L’experte internationale conçoit son travail à la fois comme une mission humanitaire et une grande responsabilité puisqu’il s’agit d’établir le sort de personnes dont les familles, déchirées par l’absence d’un proche, portent tout leur espoir sur le groupe onusien pour avoir de l’information.
“C’est un grand défi devant le nombre de plaintes reçues et les moyens limités dont dispose le GTDFI. C’est une course continue contre le temps”, indique l’experte qui se dit consciente de sa lourde tâche au sein de ce groupe dont elle assure la présidence depuis septembre.

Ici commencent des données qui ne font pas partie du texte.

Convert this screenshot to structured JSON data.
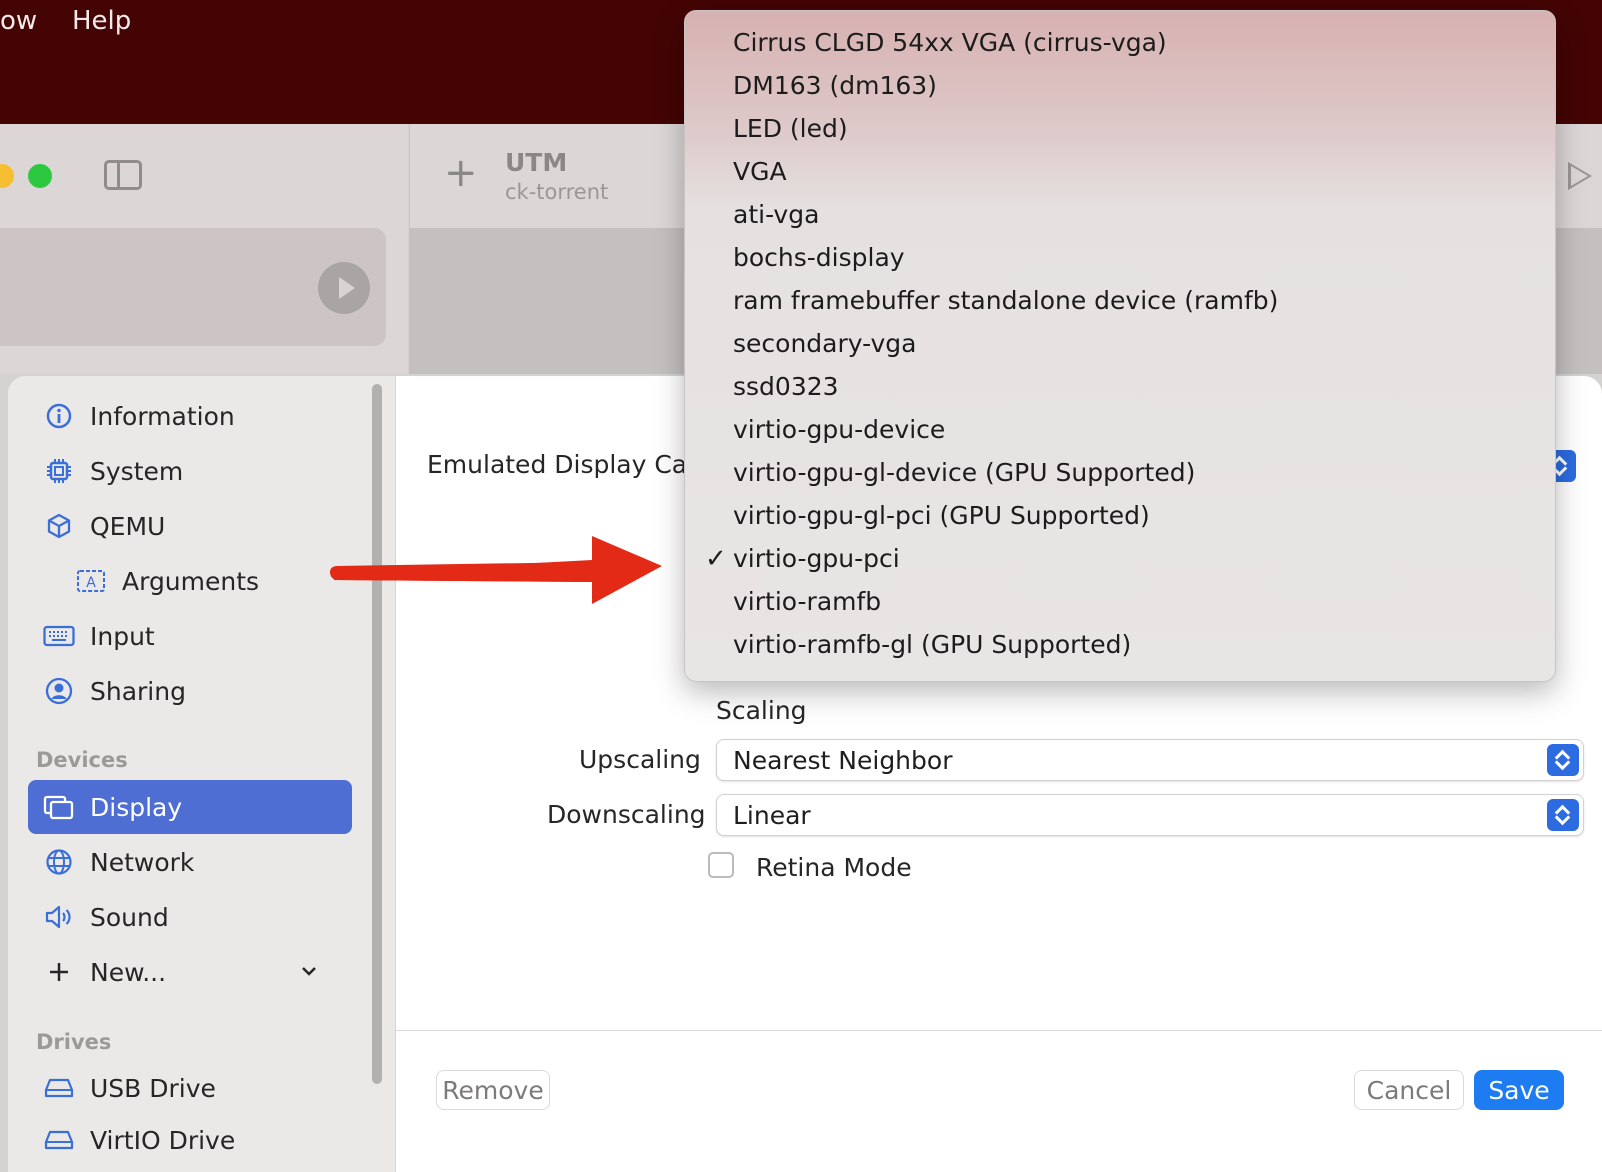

Celle qui a été directrice exécutive de la Fondation Driss Benzekri pour les droits humains semble bien décidée à laisser son empreinte sur l’action internationale contre toute privation de liberté ou dissimulation du sort réservé aux personnes disparues. Un tel apport confirme, dit-elle, que la dynamique nationale est susceptible de produire des ressources humaines qui ont leur place à l’échelle internationale
C’est la raison pour laquelle elle s’emploie au quotidien pour “maintenir et améliorer l’efficacité du groupe et lui préserver son rôle de médiateur entre les proches des victimes et les Etats”.
Aujourd’hui, Houria Esslami ne cache pas son désir d’apporter sa “modeste contribution” à l’immense chantier des droits de l’Homme au Maroc. Cette entreprise, estime-t-elle, “exige de toutes et de tous, gouvernement, société civile et institutions nationales, un engagement continu dans la mise en œuvre afin de rendre effective la prise de conscience et la jouissance de ces droits”.

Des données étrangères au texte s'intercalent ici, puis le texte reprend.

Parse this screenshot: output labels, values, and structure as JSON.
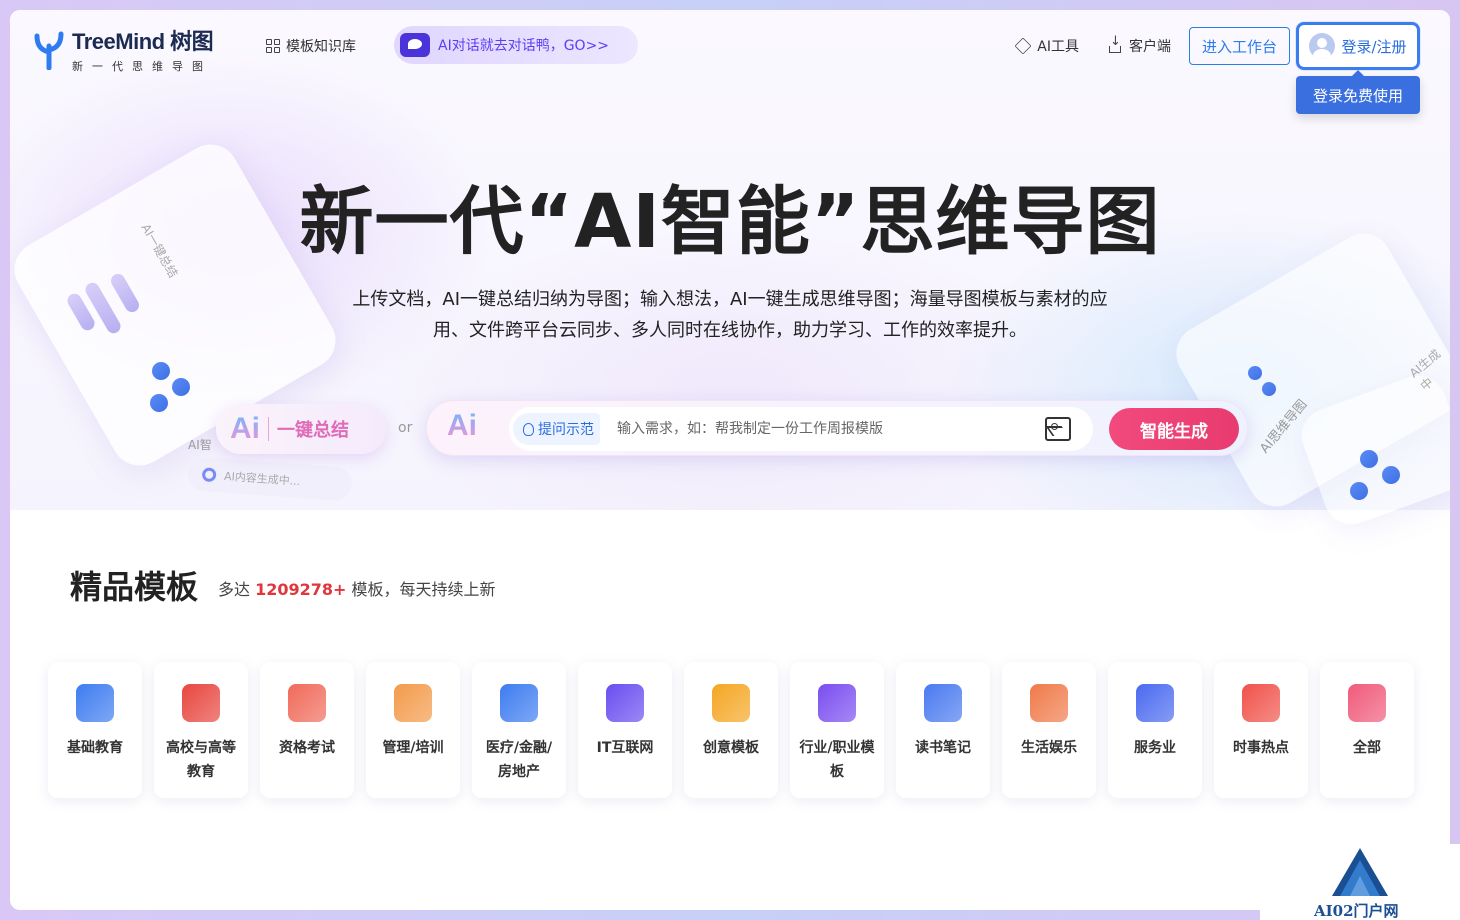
{
  "logo": {
    "title": "TreeMind 树图",
    "subtitle": "新一代思维导图"
  },
  "nav": {
    "templates_label": "模板知识库",
    "ai_chat_label": "AI对话就去对话鸭，GO>>",
    "ai_tools_label": "AI工具",
    "client_label": "客户端",
    "workspace_label": "进入工作台",
    "login_label": "登录/注册",
    "login_tooltip": "登录免费使用"
  },
  "hero": {
    "headline": "新一代“AI智能”思维导图",
    "desc_line1": "上传文档，AI一键总结归纳为导图；输入想法，AI一键生成思维导图；海量导图模板与素材的应",
    "desc_line2": "用、文件跨平台云同步、多人同时在线协作，助力学习、工作的效率提升。",
    "summary_ai": "Ai",
    "summary_label": "一键总结",
    "or_label": "or",
    "search_ai": "Ai",
    "tip_label": "提问示范",
    "search_placeholder": "输入需求，如：帮我制定一份工作周报模版",
    "generate_label": "智能生成",
    "deco_text1": "AI一键总结",
    "deco_text2": "AI内容生成中...",
    "deco_text3": "AI思维导图",
    "deco_text4": "AI生成中",
    "deco_text5": "AI智"
  },
  "templates": {
    "title": "精品模板",
    "sub_prefix": "多达 ",
    "count": "1209278+",
    "sub_suffix": " 模板，每天持续上新",
    "categories": [
      {
        "label": "基础教育",
        "color": "#3d7cf0"
      },
      {
        "label": "高校与高等教育",
        "color": "#e8463f"
      },
      {
        "label": "资格考试",
        "color": "#f06a5a"
      },
      {
        "label": "管理/培训",
        "color": "#f39a4a"
      },
      {
        "label": "医疗/金融/房地产",
        "color": "#3d7cf0"
      },
      {
        "label": "IT互联网",
        "color": "#6a4df0"
      },
      {
        "label": "创意模板",
        "color": "#f5a623"
      },
      {
        "label": "行业/职业模板",
        "color": "#7a4df0"
      },
      {
        "label": "读书笔记",
        "color": "#4a7af0"
      },
      {
        "label": "生活娱乐",
        "color": "#f07a4a"
      },
      {
        "label": "服务业",
        "color": "#4a6af0"
      },
      {
        "label": "时事热点",
        "color": "#f0524a"
      },
      {
        "label": "全部",
        "color": "#f05a7a"
      }
    ]
  },
  "watermark": {
    "text": "AI02门户网"
  }
}
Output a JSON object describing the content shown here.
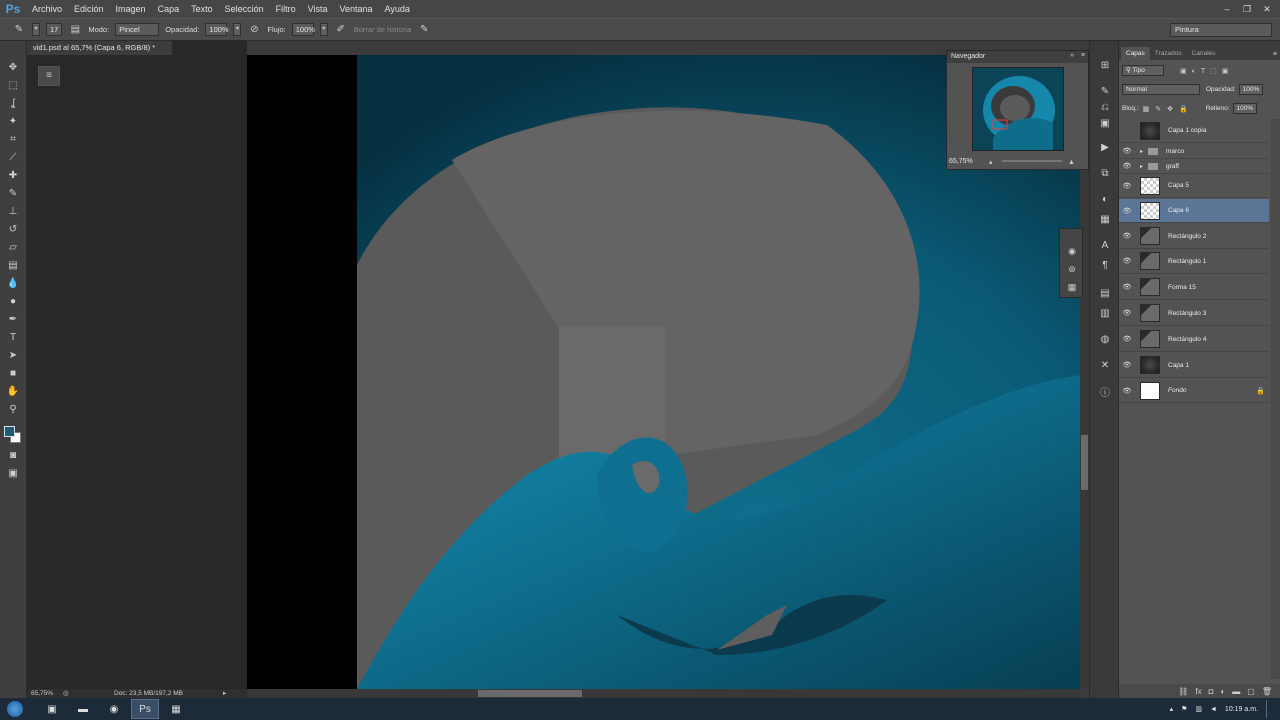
{
  "app": {
    "logo": "Ps"
  },
  "menu": [
    "Archivo",
    "Edición",
    "Imagen",
    "Capa",
    "Texto",
    "Selección",
    "Filtro",
    "Vista",
    "Ventana",
    "Ayuda"
  ],
  "options": {
    "brush_size": "17",
    "mode_label": "Modo:",
    "mode_value": "Pincel",
    "opacity_label": "Opacidad:",
    "opacity_value": "100%",
    "flow_label": "Flujo:",
    "flow_value": "100%",
    "erase_history": "Borrar de historia",
    "workspace": "Pintura"
  },
  "document": {
    "tab_title": "vid1.psd al 65,7% (Capa 6, RGB/8) *",
    "zoom": "65,75%",
    "doc_size": "Doc: 23,5 MB/197,2 MB"
  },
  "navigator": {
    "title": "Navegador",
    "zoom": "65,75%"
  },
  "layers_panel": {
    "tabs": [
      "Capas",
      "Trazados",
      "Canales"
    ],
    "filter": "Tipo",
    "blend_mode": "Normal",
    "opacity_label": "Opacidad:",
    "opacity_value": "100%",
    "lock_label": "Bloq.:",
    "fill_label": "Relleno:",
    "fill_value": "100%",
    "layers": [
      {
        "name": "Capa 1 copia",
        "visible": false,
        "thumb": "dark"
      },
      {
        "name": "marco",
        "visible": true,
        "thumb": "folder"
      },
      {
        "name": "graff",
        "visible": true,
        "thumb": "folder"
      },
      {
        "name": "Capa 5",
        "visible": true,
        "thumb": "checker"
      },
      {
        "name": "Capa 6",
        "visible": true,
        "thumb": "checker",
        "selected": true
      },
      {
        "name": "Rectángulo 2",
        "visible": true,
        "thumb": "shape"
      },
      {
        "name": "Rectángulo 1",
        "visible": true,
        "thumb": "shape"
      },
      {
        "name": "Forma 15",
        "visible": true,
        "thumb": "shape"
      },
      {
        "name": "Rectángulo 3",
        "visible": true,
        "thumb": "shape"
      },
      {
        "name": "Rectángulo 4",
        "visible": true,
        "thumb": "shape"
      },
      {
        "name": "Capa 1",
        "visible": true,
        "thumb": "dark"
      },
      {
        "name": "Fondo",
        "visible": true,
        "thumb": "white",
        "locked": true
      }
    ]
  },
  "taskbar": {
    "time": "10:19 a.m."
  },
  "colors": {
    "foreground": "#1d5d73",
    "background": "#ffffff",
    "accent_teal": "#137a9a"
  }
}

Lauréate de l’Ecole Roi Fahd supérieure de traduction au milieu des années 90, l’experte marocaine estime que la prise de conscience et la culture des droits ne peuvent être que les fruits d’un engagement de tous les jours. Cet engagement-là, Houria l’assume pour le bien avant tout de son pays qu’elle tient “à servir de n’importe quelle dynamique et quelle que soit sa position”.